I'm a great admirer of yours. I've learned so much about stamina, service, and mothering from observing you. You have a strength and a grounding that I aspire to. You thought me again this morning with the phrase - Is my life about things to do or people to help. I have some work to do on this front....

How honored I am to be your friend. Thank you for being a friend to me and inviting me into your home and your family. I've very much enjoyed building relationships with your girls. I loved being Charley's primary teacher. 

I look forward to the day when we can be together again and do all the catching up. 

I love you, Madison.

Be well. Congrats on the new home. I can't wait to see it. 

With affection, 
Liz

From my recent talk when Spencer was released as Bishop:

I’ve been reflecting on our last 7 years in this Brooklyn ward and only the best thoughts and memories flood my mind. We moved here when Charley was 3 months old and this ward became our fast family. It welcomed us with open arms and we felt at home right away. Through those years I have met some of the best, most humble people. I have had conversations while running around the park with dear friends, 


I have visited people in their homes, brought dinners, cried on shoulders and allowed others to cry on my shoulder. Brooklyn ward will always be my first ward that I grew my family into and it holds a very special place in my heart. 


When spencer was called as bishop, I had a fresh 2 week old Lenny. And in a time when I thought leadership was supposed to come from me, I was showered with love and help from all directions. Ward members, too many to count, came to my aid and helped through that transition for our family. And it didn’t stop there. I have felt like I have benefitted far more from all your love and service than I have given and for that I am forever grateful. 

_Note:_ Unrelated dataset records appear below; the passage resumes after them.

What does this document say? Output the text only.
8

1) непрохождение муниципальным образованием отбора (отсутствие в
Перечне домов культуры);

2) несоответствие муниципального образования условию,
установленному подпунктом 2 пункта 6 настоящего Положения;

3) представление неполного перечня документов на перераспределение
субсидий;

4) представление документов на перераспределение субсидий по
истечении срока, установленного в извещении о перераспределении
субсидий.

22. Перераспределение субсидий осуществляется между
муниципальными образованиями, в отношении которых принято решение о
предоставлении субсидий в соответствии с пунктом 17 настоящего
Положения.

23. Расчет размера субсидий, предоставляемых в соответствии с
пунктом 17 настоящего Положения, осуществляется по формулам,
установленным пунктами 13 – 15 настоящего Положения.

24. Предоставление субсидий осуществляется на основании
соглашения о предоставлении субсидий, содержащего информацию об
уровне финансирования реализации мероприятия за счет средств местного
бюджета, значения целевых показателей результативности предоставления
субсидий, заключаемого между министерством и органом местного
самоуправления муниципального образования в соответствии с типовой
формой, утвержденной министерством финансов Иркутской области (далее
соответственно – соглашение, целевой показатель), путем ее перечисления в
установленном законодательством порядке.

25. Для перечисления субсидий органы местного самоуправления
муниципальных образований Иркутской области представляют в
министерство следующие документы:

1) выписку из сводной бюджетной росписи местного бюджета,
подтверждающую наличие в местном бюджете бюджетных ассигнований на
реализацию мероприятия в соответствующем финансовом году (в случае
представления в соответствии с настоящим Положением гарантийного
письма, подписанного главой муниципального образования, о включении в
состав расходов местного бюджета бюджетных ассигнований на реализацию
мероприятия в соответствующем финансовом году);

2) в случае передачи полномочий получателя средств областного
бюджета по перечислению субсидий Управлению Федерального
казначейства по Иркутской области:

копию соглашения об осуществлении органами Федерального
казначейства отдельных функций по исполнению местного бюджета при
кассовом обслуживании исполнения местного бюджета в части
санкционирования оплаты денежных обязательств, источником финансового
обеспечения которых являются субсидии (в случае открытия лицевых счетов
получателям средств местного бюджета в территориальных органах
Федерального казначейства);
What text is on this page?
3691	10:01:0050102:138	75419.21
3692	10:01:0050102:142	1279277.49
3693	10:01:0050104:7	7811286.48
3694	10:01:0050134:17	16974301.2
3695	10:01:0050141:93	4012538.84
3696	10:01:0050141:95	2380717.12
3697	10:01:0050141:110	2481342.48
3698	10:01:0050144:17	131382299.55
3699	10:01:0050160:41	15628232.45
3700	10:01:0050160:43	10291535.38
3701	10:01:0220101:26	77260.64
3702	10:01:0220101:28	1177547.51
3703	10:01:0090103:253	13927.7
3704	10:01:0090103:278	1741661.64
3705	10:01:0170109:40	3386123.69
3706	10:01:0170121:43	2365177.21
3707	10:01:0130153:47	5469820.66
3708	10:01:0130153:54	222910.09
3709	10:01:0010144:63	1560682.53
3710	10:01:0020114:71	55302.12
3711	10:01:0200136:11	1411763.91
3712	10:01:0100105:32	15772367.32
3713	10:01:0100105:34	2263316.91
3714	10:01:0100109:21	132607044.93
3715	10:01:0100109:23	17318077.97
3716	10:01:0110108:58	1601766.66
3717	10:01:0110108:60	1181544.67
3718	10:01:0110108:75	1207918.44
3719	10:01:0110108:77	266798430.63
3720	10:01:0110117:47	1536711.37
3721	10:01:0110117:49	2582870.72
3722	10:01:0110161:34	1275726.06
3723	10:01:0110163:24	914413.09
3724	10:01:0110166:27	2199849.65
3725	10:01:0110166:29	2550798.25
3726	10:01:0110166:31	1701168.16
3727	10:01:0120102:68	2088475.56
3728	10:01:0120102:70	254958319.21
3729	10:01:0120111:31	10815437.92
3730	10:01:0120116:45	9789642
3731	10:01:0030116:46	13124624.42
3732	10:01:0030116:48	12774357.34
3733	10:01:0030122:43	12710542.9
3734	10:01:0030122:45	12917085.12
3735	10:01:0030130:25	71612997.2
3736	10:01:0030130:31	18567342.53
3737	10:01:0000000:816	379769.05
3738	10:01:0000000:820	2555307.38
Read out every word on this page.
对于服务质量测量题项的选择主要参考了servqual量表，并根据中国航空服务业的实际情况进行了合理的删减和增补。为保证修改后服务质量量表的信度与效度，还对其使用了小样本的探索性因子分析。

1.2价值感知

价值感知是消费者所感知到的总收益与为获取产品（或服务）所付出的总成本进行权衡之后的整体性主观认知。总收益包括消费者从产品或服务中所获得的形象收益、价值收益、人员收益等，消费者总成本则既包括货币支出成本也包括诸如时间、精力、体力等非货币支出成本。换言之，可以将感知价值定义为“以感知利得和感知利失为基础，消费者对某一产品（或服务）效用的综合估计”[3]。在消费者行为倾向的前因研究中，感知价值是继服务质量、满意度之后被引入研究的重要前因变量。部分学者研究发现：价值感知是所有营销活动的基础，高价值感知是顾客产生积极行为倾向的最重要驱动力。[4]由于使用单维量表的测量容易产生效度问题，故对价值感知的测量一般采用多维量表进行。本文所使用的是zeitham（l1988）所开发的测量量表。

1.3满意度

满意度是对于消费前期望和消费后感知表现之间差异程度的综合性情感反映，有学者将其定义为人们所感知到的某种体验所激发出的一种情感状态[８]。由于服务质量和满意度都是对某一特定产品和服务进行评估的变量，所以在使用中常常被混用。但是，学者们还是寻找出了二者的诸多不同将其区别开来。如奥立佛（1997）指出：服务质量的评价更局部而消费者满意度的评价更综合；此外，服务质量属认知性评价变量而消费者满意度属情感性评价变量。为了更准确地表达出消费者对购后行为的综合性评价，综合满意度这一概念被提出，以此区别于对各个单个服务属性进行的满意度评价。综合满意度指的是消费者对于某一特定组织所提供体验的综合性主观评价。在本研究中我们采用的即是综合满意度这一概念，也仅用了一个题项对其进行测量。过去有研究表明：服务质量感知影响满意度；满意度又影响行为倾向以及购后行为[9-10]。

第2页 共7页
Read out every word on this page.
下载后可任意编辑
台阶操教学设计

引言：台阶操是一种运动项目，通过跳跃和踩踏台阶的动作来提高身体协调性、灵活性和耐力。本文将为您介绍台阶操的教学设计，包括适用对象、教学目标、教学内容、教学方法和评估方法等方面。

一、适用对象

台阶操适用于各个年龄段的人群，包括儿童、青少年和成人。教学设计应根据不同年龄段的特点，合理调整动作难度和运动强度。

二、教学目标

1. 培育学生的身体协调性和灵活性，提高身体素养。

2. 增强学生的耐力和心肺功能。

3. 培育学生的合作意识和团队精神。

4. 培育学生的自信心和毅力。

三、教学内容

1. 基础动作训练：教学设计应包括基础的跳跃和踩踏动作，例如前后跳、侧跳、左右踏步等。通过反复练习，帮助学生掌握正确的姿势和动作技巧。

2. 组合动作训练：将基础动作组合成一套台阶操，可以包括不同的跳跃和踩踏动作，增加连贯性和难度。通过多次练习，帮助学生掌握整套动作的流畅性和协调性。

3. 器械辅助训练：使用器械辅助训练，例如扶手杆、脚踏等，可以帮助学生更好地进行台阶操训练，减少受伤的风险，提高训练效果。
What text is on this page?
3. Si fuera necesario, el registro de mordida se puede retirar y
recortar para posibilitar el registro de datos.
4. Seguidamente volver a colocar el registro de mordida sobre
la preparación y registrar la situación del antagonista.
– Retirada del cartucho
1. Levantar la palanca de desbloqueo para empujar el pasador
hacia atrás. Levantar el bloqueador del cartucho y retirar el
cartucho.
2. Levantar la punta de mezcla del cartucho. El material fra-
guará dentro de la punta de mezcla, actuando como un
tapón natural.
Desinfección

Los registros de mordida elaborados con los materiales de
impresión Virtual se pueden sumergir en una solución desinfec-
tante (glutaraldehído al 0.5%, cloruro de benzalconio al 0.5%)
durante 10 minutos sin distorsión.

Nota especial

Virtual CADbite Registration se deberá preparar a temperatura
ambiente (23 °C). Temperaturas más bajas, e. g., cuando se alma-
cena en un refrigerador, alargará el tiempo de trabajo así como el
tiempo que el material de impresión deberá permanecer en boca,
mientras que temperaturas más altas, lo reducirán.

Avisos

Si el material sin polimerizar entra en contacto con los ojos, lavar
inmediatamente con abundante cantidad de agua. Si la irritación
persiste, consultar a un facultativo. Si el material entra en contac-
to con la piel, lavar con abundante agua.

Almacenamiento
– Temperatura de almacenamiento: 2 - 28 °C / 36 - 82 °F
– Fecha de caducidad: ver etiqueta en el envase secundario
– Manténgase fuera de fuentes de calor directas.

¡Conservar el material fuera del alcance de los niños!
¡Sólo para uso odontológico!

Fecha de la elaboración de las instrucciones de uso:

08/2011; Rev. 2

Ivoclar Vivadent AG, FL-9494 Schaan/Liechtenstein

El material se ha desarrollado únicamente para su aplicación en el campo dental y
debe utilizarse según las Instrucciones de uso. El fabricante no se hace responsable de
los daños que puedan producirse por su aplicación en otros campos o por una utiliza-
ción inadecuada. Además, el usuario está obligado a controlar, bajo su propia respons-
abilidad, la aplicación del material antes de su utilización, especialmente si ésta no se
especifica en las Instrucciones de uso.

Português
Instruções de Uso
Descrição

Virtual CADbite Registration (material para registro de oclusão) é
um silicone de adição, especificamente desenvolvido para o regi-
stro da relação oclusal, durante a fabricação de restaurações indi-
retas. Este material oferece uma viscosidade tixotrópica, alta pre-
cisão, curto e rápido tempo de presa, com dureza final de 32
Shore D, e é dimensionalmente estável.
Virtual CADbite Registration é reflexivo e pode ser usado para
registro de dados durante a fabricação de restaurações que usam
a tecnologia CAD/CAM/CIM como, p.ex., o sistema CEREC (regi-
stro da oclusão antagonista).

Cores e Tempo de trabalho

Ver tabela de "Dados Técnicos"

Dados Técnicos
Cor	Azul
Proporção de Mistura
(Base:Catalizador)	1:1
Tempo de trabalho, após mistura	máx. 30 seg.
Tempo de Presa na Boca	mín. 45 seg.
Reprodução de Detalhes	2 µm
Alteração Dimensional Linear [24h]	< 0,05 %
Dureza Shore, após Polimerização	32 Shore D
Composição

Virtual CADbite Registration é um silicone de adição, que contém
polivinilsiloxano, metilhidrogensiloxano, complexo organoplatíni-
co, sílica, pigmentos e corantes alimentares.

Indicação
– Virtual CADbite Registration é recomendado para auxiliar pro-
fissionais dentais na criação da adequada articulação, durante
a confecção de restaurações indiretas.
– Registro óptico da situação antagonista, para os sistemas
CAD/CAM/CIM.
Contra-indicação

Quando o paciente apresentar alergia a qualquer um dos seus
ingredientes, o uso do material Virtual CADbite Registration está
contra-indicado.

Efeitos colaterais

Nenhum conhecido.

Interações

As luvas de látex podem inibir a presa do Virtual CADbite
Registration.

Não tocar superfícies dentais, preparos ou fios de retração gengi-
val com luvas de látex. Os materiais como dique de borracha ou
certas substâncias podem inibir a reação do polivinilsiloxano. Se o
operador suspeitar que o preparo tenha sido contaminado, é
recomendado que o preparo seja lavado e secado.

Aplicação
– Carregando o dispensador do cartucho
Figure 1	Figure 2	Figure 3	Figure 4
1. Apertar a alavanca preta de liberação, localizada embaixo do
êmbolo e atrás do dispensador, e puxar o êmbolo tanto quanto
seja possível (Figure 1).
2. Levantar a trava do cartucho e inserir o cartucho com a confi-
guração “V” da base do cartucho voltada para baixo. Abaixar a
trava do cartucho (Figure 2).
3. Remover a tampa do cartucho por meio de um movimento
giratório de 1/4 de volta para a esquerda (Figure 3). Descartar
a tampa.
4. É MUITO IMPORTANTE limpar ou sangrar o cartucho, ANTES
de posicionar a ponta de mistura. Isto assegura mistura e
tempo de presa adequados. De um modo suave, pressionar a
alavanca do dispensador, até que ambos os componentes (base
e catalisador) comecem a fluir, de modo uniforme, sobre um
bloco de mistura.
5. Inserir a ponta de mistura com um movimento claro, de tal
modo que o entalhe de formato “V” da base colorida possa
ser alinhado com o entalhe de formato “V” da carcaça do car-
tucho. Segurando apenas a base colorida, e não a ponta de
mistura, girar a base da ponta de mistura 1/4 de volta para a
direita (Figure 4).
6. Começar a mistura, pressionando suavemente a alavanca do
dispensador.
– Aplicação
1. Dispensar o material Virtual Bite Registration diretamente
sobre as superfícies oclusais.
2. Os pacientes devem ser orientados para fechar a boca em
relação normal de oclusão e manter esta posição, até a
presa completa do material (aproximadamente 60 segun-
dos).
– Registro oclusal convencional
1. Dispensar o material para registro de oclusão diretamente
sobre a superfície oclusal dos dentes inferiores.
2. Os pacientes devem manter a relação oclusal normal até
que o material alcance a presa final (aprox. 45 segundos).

As a bishop, spencer really did try his best. He gave his time, love and service to his calling and I hope you felt that. Wether it was getting the YM excited about missions, helping a couple who had struggled with the law of chastity get to the temple or biking to the store to buy a blanket for a lady who’s heat had been shut off during the cold winter months, he served fearlessly. From our experience here in the ward, the most important thing I have learned and want others to know is that


 people, our relationships and friendships is the most important thing in life. People are more important than things. We try to teach our kids this, “Is whatever you at arguing about more important than the person in front of you?” And we can learn this as adults. Is your day filled with things to do or people to help? People are more important than things. Often people with the least amount of things are the happiest and have those loving welcome arms because know this secret. And I feel like our ward knew this secret also. People are more important than things. 


And I can’t talk about our time in this ward without naming the countless blessings our family received. Heavenly Father knows each of us and knows what we need and how he can help. He is a prayer away and I know I know I know I know that he hears our prayers and blesses those that service. Because when you serve others, you serve Him. 


So I just want to thank you for being so kind and loving to our family. I want to thank you on behalf of Lenny for the countless snacks every Sunday from a variety of people. Brooklyn holds a special place in my heart and I will think of you all often with fondness.